Bij de ouderen- en jeugdzorg, alsmede het helpen van mensen aan werk, is niet meer de vraag ‘wat kan er?’ allesbepalend maar de vraag ‘wat is er nodig?’. Daartoe is een cultuurverandering bij alle betrokken gemeentelijke diensten en zorginstellingen noodzakelijk.

Dat schrijven de wethouders Saskia Bruines en Floor Kist in een zogenoemde ‘Contourennota sociaal domein’. De gemeente is sinds 1 januari 2015 verantwoord voor de zorg en de werkgelegenheid. Volgens beide bestuurders is daarbij verandering nodig.

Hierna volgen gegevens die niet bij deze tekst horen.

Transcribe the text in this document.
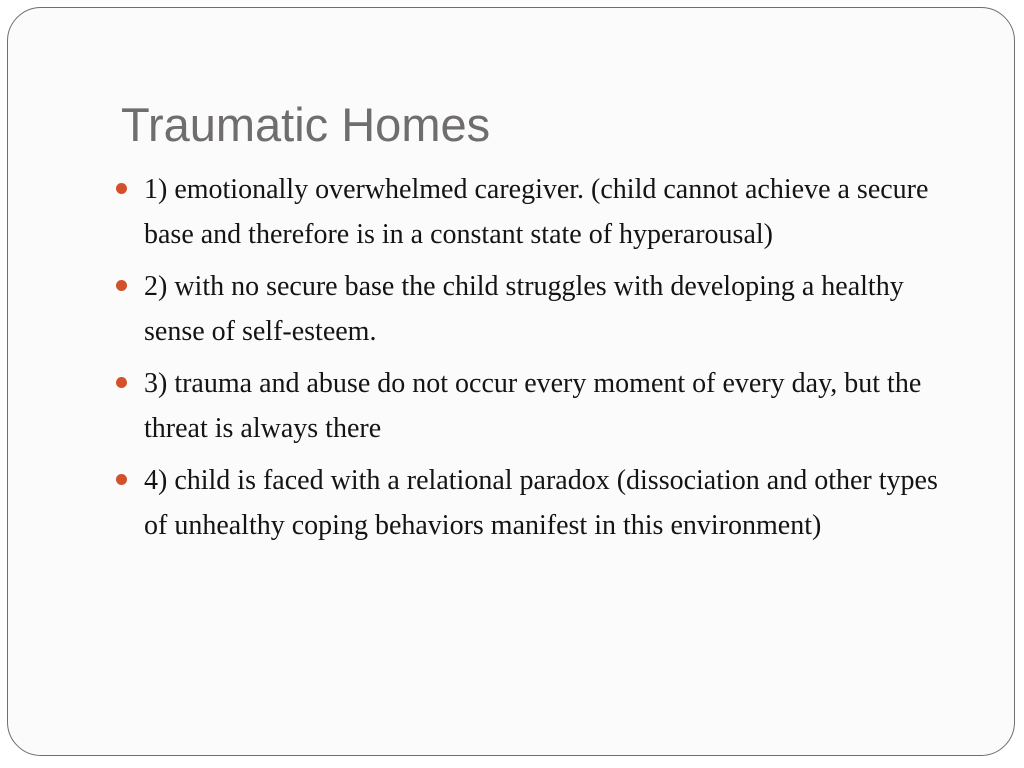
Traumatic Homes
1) emotionally overwhelmed caregiver. (child cannot achieve a secure base and therefore is in a constant state of hyperarousal)
2) with no secure base the child struggles with developing a healthy sense of self-esteem.
3) trauma and abuse do not occur every moment of every day, but the threat is always there
4) child is faced with a relational paradox (dissociation and other types of unhealthy coping behaviors manifest in this environment)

De wethouders willen per geval (gezin) één plan en één regisseur. De leefwereld van degene die hulp vraagt moet op één plek beoordeeld worden. Dat vergt een denken vanuit de inwoner. Er moet samen met die inwoner gezocht worden naar een oplossing, zo breed mogelijk. Bruines en Kist reppen over de ‘hart-wet-euro’ balans. Dat wil zeggen de bewoner-de regels-het geld.

De hulp zal dichter naar de inwoners toe gebracht moeten worden. Er komen daarom drie servicepunten. Twee opgezet door welzijnsorganisatie Woej, MEE (steun mensen met beperking) en Kwadraad (maatschappelijk werk) en één door de gemeente zelf. Die komen in wijkcentrum De Groen Loper (Voorburg), wijkcentrum De Plint (Leidschendam) en het gemeentelijk Servicecentrum (Leidschendam).

Behalve met Woej, MEE en Kwadraad gaat de gemeente ook nauw samenwerken met Sport en Welzijn alsmede Plicare (wijkverpleegkundigen). Met alle partners wil de gemeente de werkprocessen gelijk trekken.

Binnen het gemeentelijk apparaat komt er één afdeling dienstverlening sociaal domein. De gemeente gaat werken met multidisciplinaire teams waarin ambtenaren die deskundig zijn op verschillende terreinen samen optrekken en bij de mensen thuis komen.

Er worden ook twee proefprojecten gestart in de Voorburgse wijken Bovenveen en Voorburg-noord. De ene is het werken met de multidisciplinaire teams, de andere betreft zorg aan mensen met psychische problemen.